The naming pattern eg. p01_<...>.yaml is recommended because it provides the control over the order of execution and a visual differentiator between parsers and enrichers. The order of files being loaded to the pipeline is alphabetical, thus parser with a name p01_<...>.yaml will be loaded into the pipeline before the p02_<...>.yaml parser.

Including declarations in the library

Declarations such as declarations of parsers can include other declarations from library include directories using the !INCLUDE expression.

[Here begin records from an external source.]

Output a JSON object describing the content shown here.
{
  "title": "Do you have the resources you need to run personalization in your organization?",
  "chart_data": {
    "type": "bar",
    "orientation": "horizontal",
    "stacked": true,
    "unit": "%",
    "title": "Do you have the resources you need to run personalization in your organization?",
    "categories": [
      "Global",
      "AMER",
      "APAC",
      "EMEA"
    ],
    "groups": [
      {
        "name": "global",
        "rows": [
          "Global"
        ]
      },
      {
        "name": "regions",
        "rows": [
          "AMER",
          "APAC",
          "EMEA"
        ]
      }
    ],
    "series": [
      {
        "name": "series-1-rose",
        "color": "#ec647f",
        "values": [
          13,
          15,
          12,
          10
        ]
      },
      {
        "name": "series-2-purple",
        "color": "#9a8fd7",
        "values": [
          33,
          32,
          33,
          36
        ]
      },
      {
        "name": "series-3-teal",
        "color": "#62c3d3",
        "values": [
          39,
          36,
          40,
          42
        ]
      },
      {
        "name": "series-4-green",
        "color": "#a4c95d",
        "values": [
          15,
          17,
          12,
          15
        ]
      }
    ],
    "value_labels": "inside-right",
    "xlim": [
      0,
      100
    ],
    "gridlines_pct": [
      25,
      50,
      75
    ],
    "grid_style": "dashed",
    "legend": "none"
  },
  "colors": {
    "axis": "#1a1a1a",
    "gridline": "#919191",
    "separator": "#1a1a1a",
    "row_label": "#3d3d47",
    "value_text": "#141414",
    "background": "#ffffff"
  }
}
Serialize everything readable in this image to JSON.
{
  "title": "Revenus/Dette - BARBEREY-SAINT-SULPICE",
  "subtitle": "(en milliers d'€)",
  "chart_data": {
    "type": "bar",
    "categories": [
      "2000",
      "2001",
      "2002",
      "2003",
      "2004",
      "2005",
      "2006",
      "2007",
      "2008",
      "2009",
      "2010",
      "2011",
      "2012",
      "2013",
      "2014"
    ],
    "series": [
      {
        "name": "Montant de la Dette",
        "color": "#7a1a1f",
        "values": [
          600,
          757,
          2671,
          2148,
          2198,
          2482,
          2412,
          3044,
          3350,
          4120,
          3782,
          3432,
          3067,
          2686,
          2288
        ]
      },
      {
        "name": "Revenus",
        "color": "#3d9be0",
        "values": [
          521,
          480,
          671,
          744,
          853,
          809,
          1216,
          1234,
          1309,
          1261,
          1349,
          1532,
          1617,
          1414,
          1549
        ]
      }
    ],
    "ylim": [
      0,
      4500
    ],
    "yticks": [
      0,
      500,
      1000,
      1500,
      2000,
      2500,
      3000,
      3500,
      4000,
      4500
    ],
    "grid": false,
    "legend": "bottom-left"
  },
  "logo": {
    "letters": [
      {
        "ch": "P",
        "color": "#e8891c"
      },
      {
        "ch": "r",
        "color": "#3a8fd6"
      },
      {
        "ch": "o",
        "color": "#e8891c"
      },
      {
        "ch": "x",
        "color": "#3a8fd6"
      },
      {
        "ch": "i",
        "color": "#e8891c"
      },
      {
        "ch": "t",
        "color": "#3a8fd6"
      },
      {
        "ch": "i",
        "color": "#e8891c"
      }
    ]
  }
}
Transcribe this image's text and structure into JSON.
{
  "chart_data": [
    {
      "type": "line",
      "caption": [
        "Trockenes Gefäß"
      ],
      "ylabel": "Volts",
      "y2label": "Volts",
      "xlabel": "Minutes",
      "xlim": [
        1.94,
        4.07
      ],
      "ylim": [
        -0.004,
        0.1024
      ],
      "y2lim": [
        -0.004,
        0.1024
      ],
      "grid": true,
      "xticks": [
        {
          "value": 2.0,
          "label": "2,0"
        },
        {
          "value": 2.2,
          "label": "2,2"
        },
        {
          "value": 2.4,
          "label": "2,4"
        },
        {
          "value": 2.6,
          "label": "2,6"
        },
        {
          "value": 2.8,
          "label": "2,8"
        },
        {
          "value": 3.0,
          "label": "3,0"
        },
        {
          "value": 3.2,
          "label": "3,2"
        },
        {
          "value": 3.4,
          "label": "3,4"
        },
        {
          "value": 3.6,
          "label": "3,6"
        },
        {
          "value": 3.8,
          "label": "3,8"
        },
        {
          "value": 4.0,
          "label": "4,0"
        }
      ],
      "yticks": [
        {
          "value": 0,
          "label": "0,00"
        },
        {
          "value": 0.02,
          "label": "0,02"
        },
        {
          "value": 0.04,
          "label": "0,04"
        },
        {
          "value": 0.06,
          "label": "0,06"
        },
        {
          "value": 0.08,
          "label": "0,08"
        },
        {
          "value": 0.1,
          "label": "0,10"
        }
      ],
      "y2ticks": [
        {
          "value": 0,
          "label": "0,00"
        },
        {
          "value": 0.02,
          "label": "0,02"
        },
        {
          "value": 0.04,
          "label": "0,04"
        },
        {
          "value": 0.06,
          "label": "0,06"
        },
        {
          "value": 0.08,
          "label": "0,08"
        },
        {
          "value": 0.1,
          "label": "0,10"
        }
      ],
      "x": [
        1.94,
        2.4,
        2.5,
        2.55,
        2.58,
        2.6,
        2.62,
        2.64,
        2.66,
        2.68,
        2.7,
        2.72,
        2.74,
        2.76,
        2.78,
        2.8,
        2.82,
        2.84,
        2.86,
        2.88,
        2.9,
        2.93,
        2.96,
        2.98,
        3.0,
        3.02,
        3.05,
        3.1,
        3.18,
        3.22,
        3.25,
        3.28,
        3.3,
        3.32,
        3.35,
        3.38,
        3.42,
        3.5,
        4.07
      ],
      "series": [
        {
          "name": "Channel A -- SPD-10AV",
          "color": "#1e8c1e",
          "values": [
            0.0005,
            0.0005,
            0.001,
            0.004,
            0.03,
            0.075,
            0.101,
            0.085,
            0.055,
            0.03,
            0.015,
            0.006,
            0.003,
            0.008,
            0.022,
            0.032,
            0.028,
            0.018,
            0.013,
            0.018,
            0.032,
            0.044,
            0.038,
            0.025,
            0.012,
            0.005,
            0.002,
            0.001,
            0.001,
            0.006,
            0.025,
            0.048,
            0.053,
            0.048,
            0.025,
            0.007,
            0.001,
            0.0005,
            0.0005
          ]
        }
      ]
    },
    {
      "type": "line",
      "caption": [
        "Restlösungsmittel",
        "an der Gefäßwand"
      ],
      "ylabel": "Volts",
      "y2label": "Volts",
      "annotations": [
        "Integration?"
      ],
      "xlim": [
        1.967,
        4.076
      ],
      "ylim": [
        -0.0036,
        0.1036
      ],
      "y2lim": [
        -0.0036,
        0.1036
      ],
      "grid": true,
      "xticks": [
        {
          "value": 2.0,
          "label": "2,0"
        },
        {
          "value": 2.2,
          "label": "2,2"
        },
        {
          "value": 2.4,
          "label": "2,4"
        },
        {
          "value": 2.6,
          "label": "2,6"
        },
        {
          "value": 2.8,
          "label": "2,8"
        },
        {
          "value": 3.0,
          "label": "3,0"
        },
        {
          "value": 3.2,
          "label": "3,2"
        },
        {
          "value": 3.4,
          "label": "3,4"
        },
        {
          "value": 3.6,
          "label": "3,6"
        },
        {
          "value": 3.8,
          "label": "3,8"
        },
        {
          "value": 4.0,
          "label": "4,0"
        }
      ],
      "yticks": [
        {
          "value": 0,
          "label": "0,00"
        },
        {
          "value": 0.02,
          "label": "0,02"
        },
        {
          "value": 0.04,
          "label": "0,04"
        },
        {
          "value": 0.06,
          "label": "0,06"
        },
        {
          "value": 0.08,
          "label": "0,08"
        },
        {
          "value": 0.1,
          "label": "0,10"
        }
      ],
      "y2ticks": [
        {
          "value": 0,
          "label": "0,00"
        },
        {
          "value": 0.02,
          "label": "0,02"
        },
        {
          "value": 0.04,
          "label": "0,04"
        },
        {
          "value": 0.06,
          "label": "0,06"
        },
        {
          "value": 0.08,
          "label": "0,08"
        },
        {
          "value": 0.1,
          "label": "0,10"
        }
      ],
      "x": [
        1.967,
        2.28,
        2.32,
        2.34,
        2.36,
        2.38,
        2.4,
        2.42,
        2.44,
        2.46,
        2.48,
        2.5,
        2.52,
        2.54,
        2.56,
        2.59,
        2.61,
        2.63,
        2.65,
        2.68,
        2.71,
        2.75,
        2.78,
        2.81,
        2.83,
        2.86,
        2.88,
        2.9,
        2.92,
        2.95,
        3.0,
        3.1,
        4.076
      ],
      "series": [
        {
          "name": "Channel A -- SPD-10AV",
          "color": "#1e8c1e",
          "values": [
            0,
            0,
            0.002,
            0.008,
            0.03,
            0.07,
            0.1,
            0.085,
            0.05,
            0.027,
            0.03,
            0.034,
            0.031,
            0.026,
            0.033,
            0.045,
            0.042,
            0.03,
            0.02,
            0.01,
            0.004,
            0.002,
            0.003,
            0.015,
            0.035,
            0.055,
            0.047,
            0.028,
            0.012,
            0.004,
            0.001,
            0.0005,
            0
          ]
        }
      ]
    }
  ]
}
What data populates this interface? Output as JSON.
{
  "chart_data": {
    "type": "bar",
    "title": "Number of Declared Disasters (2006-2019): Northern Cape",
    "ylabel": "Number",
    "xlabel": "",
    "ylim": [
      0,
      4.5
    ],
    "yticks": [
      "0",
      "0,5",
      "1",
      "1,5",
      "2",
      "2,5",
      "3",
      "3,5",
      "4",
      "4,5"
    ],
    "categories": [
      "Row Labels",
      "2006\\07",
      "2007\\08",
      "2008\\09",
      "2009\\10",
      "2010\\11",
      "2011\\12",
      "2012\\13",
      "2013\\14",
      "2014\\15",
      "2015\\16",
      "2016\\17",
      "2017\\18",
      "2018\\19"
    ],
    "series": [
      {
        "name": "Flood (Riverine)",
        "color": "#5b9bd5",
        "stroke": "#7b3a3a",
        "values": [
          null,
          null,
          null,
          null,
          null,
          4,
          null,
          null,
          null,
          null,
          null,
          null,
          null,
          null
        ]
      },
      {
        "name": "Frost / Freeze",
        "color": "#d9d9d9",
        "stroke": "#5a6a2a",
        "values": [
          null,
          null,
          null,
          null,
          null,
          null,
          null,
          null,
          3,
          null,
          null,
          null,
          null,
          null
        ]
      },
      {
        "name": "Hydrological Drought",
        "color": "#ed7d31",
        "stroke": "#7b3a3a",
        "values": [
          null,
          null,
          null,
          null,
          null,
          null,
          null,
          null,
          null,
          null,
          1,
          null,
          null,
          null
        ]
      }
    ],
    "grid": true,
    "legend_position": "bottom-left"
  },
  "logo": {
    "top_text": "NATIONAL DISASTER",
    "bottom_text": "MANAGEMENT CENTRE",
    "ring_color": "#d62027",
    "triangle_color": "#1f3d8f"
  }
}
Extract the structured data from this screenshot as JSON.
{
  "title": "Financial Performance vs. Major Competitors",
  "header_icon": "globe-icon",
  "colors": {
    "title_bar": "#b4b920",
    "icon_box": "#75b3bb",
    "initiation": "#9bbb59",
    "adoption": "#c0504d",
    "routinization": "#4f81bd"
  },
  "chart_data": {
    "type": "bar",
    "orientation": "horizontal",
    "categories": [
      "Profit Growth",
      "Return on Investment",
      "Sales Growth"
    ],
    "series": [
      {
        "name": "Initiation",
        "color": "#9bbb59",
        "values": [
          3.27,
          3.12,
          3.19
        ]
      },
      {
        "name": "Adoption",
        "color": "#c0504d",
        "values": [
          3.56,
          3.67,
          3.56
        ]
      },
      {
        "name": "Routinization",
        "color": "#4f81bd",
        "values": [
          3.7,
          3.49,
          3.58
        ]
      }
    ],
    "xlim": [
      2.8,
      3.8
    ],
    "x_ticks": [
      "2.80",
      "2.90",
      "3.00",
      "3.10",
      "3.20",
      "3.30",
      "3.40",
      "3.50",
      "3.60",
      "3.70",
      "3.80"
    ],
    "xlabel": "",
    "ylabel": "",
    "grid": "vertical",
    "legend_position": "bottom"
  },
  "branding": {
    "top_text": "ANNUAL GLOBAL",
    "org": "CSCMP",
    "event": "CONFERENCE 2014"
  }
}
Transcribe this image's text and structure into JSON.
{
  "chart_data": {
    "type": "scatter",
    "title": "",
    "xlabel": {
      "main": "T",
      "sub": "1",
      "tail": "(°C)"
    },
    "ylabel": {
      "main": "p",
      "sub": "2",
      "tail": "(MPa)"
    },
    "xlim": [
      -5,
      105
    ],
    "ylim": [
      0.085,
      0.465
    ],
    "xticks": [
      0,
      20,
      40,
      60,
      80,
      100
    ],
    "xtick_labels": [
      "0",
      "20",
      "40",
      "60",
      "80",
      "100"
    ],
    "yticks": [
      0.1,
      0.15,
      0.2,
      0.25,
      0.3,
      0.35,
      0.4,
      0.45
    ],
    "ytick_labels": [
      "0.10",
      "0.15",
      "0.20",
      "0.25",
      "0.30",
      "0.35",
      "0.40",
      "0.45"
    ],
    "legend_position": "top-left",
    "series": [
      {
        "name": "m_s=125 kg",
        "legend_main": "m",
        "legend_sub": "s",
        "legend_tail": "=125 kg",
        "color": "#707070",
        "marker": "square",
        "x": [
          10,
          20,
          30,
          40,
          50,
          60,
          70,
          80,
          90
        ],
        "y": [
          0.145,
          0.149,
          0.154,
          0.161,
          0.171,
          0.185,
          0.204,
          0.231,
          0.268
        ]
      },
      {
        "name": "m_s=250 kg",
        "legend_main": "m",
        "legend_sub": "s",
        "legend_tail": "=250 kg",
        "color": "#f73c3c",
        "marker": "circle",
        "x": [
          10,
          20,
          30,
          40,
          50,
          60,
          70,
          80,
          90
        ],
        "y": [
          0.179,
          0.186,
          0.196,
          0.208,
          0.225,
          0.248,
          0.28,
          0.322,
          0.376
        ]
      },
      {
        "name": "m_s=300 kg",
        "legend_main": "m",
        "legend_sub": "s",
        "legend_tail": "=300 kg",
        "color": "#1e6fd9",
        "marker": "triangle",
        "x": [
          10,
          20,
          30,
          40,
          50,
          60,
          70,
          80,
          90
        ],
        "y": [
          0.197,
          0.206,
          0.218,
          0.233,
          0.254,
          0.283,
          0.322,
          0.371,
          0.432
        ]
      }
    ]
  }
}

The include directories are specified in include_search_path configuration option for LogMan.io Parser, Correlator etc.:

[declarations]
include_search_path=filters;filters/firewall;filters/common;filters/authentication

By specifying asterisk * after a slash, all subdirectories will be recursively included, so that user does not have to specify each of them in the include_search_path option:

[declarations]
include_search_path=filters/*

By default, the following include search path are always also implicitly included:

library/<group>/include is the implicit location of the !INCLUDE YAML files used within a parser group.

library/include is the location of the !INCLUDE YAML files used globally.

Declaration named predicate_filter.yaml located in one of the include search path directories can then included in the following way:

predicate:
  !AND
  - !EQ
    - !ITEM EVENT Type
    - UseIt
  - !INCLUDE predicate_filter

For more information, see Cascade Parser and Window Correlator sections.

Unit tests

library/<* group/test is location of the unit test for the given group, see lmio-parser and lmio-correlator for more details about how to approach unit tests of the library.

The library is designed to be easily manageable by a version control systems such as Git or Subversion.